Fig 1.
LOP fabrication of protein patterns on polyacrylamide gels.
(A,B) Photoresist patterns are fabricated by standard contact photolithography on glass coverslips. Inset at right shows array of S1818 photoresist features after development. (C) Unspecific protein adhesion to the resist-patterned coverslip is blocked by incubating with biopassive PLL(20)-g[3.5]-PEG(2) copolymer. (D,E) Following photoresist lift-off, the resulting PLL-g-PEG pattern is backfilled with the ECM protein of interest. Inset at right shows a fluorescence micrograph of labeled gelatin on glass after backfill. (F) To transfer the protein pattern to the PAAm gel, the gel is polymerized between the protein patterned glass coverslip and a silanized coverslip. (G) After gel polymerization, the top coverslip is removed from the PAAm gel. Inset at right shows a fluorescence micrograph of a labeled protein transferred to a PAAm gel. (H) Inset at right shows pairs of epithelial cells on the patterned PAAm gel restricting the geometry of the protein functionalized regions.
Fig 2.
Quantification of protein transfer efficiency to PAAm gels of varying stiffness.

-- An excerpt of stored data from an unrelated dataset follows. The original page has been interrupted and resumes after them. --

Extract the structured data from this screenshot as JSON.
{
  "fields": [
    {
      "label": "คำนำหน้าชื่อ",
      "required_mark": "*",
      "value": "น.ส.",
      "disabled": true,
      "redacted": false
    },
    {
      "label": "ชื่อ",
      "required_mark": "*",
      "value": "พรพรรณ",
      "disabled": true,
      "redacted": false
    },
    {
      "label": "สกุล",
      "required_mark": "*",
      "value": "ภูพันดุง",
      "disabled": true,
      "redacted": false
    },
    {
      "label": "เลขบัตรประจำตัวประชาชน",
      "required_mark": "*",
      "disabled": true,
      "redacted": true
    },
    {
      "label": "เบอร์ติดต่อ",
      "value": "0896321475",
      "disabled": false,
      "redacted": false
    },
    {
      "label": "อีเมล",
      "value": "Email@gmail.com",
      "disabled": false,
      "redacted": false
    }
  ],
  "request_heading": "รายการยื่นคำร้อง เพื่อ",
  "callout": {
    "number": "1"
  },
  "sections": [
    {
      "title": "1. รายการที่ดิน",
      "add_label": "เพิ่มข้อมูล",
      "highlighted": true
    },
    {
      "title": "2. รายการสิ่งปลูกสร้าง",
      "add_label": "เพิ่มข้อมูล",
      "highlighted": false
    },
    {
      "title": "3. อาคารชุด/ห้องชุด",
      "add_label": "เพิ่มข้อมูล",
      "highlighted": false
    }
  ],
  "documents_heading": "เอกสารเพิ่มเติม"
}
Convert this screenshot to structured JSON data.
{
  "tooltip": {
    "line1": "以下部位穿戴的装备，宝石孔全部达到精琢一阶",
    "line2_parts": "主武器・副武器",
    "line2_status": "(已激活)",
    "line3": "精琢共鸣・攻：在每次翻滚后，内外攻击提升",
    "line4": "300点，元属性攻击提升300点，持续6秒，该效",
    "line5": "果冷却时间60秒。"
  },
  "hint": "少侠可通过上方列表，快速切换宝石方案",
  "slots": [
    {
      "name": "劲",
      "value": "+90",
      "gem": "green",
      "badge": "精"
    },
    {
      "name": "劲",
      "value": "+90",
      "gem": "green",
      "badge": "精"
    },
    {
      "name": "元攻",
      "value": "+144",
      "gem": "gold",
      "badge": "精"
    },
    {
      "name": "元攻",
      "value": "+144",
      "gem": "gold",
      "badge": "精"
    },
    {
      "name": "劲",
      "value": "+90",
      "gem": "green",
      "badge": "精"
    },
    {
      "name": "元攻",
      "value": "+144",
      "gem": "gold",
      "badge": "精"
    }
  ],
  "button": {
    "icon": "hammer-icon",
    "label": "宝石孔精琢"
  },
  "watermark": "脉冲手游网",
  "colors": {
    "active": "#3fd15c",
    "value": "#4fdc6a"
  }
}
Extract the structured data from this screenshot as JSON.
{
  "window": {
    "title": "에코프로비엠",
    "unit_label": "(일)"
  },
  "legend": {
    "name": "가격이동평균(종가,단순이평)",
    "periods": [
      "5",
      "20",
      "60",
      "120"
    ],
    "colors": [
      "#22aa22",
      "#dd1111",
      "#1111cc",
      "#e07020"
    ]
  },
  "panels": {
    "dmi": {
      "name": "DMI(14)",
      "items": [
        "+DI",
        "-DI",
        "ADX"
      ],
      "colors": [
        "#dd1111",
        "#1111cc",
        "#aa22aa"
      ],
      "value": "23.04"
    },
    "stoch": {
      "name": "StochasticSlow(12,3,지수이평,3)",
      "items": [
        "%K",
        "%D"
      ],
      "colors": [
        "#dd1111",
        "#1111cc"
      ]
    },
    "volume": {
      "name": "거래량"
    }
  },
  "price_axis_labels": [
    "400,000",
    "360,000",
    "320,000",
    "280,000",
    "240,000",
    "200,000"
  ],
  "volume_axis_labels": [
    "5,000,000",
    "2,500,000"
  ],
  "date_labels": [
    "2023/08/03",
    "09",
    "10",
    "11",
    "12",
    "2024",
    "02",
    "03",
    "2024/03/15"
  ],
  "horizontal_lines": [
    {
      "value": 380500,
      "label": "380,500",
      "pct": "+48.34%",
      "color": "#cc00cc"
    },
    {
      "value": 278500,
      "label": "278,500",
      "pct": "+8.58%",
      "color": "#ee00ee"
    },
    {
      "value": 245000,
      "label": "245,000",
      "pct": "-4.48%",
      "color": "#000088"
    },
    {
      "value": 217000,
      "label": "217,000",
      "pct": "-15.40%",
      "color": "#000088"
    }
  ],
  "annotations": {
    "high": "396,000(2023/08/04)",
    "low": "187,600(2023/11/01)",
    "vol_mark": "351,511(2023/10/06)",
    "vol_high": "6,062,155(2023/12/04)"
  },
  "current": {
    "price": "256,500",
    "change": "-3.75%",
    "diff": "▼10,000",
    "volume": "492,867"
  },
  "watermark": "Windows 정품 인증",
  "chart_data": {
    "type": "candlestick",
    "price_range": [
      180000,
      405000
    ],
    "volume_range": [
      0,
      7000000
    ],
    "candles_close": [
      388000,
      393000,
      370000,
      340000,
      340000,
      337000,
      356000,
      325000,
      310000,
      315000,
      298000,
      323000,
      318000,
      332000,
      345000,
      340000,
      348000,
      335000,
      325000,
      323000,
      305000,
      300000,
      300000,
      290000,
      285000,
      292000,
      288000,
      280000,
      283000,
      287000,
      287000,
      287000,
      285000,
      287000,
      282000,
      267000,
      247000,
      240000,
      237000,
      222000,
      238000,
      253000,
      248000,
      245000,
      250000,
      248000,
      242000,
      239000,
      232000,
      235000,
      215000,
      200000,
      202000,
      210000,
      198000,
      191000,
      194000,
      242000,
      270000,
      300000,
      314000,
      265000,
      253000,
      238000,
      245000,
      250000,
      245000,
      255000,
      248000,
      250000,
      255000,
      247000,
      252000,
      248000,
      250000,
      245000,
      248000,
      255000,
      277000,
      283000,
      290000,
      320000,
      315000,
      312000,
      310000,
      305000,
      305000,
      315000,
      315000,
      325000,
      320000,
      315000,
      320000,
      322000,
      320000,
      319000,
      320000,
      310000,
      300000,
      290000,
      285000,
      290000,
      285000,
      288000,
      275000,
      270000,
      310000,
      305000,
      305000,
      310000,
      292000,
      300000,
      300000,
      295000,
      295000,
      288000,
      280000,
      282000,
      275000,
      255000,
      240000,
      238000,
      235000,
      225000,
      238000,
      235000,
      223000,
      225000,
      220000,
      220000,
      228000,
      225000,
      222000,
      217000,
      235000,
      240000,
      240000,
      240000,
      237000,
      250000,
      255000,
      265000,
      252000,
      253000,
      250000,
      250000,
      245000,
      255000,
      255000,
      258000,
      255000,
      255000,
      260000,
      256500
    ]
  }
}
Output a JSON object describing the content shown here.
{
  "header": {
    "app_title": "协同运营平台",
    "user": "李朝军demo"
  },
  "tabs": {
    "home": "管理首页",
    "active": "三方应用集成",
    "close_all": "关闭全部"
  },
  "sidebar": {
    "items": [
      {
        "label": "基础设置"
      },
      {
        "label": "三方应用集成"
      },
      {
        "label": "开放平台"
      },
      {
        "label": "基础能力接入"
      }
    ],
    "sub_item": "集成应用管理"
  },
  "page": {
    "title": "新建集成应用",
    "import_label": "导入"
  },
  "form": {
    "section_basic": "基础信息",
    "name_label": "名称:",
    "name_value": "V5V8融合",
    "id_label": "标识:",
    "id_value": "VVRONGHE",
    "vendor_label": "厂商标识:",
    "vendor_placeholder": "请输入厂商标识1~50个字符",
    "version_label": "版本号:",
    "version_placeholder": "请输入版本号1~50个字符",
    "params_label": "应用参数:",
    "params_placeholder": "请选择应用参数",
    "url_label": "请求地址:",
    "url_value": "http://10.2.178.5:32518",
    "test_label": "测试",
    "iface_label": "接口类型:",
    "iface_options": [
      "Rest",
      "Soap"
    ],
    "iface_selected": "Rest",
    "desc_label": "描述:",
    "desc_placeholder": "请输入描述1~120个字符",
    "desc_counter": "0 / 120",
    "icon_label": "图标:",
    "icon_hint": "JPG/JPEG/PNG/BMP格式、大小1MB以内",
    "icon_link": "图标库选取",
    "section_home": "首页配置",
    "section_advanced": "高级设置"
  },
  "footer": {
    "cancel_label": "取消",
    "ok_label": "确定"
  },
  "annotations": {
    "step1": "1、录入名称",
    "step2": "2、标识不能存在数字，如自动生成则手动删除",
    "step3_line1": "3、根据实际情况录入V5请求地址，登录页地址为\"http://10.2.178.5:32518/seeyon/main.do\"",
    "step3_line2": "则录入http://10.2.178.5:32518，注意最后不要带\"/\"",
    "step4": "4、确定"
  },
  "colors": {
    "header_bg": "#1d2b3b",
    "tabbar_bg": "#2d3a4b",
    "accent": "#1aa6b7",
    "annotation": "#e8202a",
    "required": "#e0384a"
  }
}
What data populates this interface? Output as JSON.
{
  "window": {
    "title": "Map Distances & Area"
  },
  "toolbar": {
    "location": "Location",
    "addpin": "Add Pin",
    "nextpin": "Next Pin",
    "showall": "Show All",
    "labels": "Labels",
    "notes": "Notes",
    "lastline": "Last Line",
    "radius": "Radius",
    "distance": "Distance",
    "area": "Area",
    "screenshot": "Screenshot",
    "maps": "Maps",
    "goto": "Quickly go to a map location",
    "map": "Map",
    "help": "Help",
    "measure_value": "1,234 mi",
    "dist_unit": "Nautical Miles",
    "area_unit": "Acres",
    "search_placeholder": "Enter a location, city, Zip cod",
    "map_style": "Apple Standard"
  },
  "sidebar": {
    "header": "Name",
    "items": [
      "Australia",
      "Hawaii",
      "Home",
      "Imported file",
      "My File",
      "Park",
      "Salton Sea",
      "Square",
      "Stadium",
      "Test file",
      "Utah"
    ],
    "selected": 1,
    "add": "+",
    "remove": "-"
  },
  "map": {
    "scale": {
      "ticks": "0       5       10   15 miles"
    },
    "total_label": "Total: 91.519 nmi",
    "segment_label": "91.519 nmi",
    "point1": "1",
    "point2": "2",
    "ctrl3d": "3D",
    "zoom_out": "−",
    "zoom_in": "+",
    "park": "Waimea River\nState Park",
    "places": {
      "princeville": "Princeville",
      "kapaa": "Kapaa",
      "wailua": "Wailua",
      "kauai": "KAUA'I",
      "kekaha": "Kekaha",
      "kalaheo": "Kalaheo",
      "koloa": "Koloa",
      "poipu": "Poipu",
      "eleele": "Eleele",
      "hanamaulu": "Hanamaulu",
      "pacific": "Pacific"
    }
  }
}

(A,B) Arrays of 45 μm2 square protein patterns on 25 kPa PAAm gels created by LOP and μCP before and after transfer to gel surface. (C) Quantification of protein transfer efficiency from glass coverslips to PAAm gel of varying stiffness. Differences between LOP and μCP for each stiffness are statistically significant (p-value < 2.2E-16, Mann-Whitney-Wilcoxon test). Substantially more protein is transferred from patterns created by photoresist lift-off. Data are represented as box plots. The median, 1st and 3rd quartile, and minimum and maximum values are shown, n = 150 for each method and stiffness shown. (D) Overview of μCP method to pattern proteins on PAAm gels.
Fig 3.
Comparison of pattern accuracy between LOP and μCP methods.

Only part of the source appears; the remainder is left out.